Лариса ревела у меня часа два, не знала, как ее успокоить. Как помочь в такой ситуации? А в душе радовалась, что никого не люблю и ни по ком не страдаю.
<18 апреля 1991 г.>
Папа принес домой люстру, которая раньше висела в его кабинете. Люстра совсем обычная, с четырьмя стеклянными плафонами в виде колокольчиков. На память взял, все равно ее собирались выкидывать. Мама начала смеяться: «Вон, ушлые люди танки распродают, а наш люстру пыльную домой притащил!» Папа в ответ шутить стал: «По-твоему, я, как полковник медицинской службы, что должен был домой притащить? Пациентов что ли?» Я громко рассмеялась. Маме было не смешно. Она так и сказала: «Не смешно! Умные люди все равно что-то придумывают». Папа внимательно посмотрел на нее. Сказал, что-то не узнает ее в последнее время. Она сильно изменилась. Папа тоже! Это я уже подумала. Он не должен идти против принципов, против совести своей. И так забираем отсюда всю мебель и технику. Мама возмутилась: «Еще предложи оставить! Это наше, и никто не посмеет нас осудить, за то, что мы свои вещи забираем».
<21 апреля 1991 г.>
Мама еще работает медсестрой в госпитале, говорит, будет ходить туда до последнего дня. Там она познакомилась с одним священником, который привез детей из Белоруссии. Эти дети попали под радиоактивное облако, прилетевшее из Чернобыля. Какие-то у них проблемы со здоровьем, вот их сюда на реабилитацию и привезли. А маму поставили за ними приглядывать. Она сказала, что дети испуганные поначалу были, всего боялись и стеснялись, но потом освоились и начали баловаться.
<24 апрель 1991 г.>
Сегодня мама опять в госпитале допоздна была. Когда она вернулась, я сразу заметила у нее маленькую иконку с каким-то старцем.

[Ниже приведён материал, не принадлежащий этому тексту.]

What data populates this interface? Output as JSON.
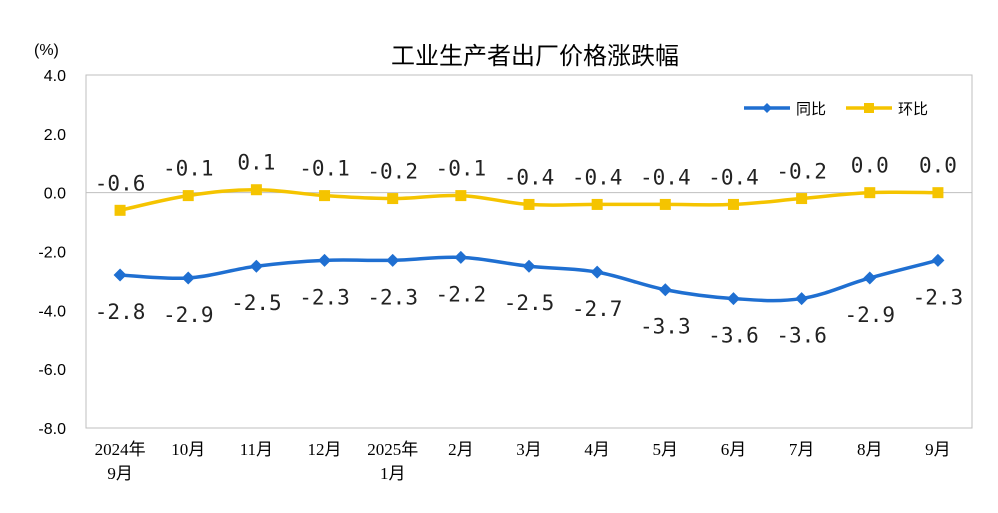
{
  "chart_data": {
    "type": "line",
    "title": "工业生产者出厂价格涨跌幅",
    "ylabel": "(%)",
    "xlabel": "",
    "ylim": [
      -8.0,
      4.0
    ],
    "yticks": [
      "4.0",
      "2.0",
      "0.0",
      "-2.0",
      "-4.0",
      "-6.0",
      "-8.0"
    ],
    "ytick_values": [
      4,
      2,
      0,
      -2,
      -4,
      -6,
      -8
    ],
    "categories": [
      [
        "2024年",
        "9月"
      ],
      [
        "10月"
      ],
      [
        "11月"
      ],
      [
        "12月"
      ],
      [
        "2025年",
        "1月"
      ],
      [
        "2月"
      ],
      [
        "3月"
      ],
      [
        "4月"
      ],
      [
        "5月"
      ],
      [
        "6月"
      ],
      [
        "7月"
      ],
      [
        "8月"
      ],
      [
        "9月"
      ]
    ],
    "grid": false,
    "legend_position": "top-right",
    "series": [
      {
        "name": "同比",
        "color": "#1f6fd1",
        "marker": "diamond",
        "values": [
          -2.8,
          -2.9,
          -2.5,
          -2.3,
          -2.3,
          -2.2,
          -2.5,
          -2.7,
          -3.3,
          -3.6,
          -3.6,
          -2.9,
          -2.3
        ],
        "labels": [
          "-2.8",
          "-2.9",
          "-2.5",
          "-2.3",
          "-2.3",
          "-2.2",
          "-2.5",
          "-2.7",
          "-3.3",
          "-3.6",
          "-3.6",
          "-2.9",
          "-2.3"
        ]
      },
      {
        "name": "环比",
        "color": "#f5c400",
        "marker": "square",
        "values": [
          -0.6,
          -0.1,
          0.1,
          -0.1,
          -0.2,
          -0.1,
          -0.4,
          -0.4,
          -0.4,
          -0.4,
          -0.2,
          0.0,
          0.0
        ],
        "labels": [
          "-0.6",
          "-0.1",
          "0.1",
          "-0.1",
          "-0.2",
          "-0.1",
          "-0.4",
          "-0.4",
          "-0.4",
          "-0.4",
          "-0.2",
          "0.0",
          "0.0"
        ]
      }
    ]
  }
}
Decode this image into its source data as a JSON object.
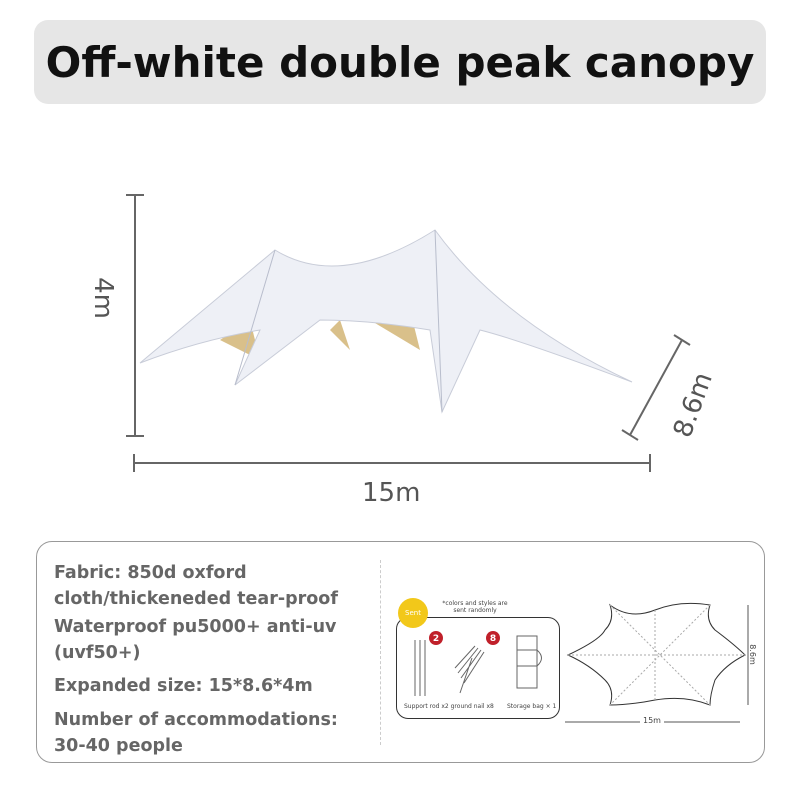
{
  "title": "Off-white double peak canopy",
  "dimensions": {
    "height": "4m",
    "width": "15m",
    "depth": "8.6m"
  },
  "features": [
    {
      "lines": [
        "Fabric: 850d oxford",
        "cloth/thickeneded tear-proof"
      ]
    },
    {
      "lines": [
        "Waterproof pu5000+ anti-uv",
        "(uvf50+)"
      ]
    },
    {
      "lines": [
        "Expanded size: 15*8.6*4m"
      ]
    },
    {
      "lines": [
        "Number of accommodations:",
        "30-40 people"
      ]
    }
  ],
  "accessories": {
    "sent_badge": "Sent",
    "note": "*colors and styles are sent randomly",
    "rod_count": "2",
    "nail_count": "8",
    "rods_label": "Support rod x2 ground nail x8",
    "bag_label": "Storage bag × 1"
  },
  "plan": {
    "width": "15m",
    "depth": "8.6m"
  }
}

Мама объяснила, что это Николай Чудотворец, ей отец Владимир подарил. К святому можно обращаться, когда на сердце тревожно, ну и при бедах разных. «Николай Чудотворец всем людям помогает, даже неверующим», сказала неверующая мама и спрятала иконку куда-то в шкаф.
<25 апреля 1991 г.>
Священник, который иконку подарил, называет маму «сестренкой». Не «медсестрой», как положено по работе и не «сестрой», как обычно верующие друг друга называют. А именно «сестренка». Сказала маме, что это очень странное обращение. Она ответила: «Но мне нравится».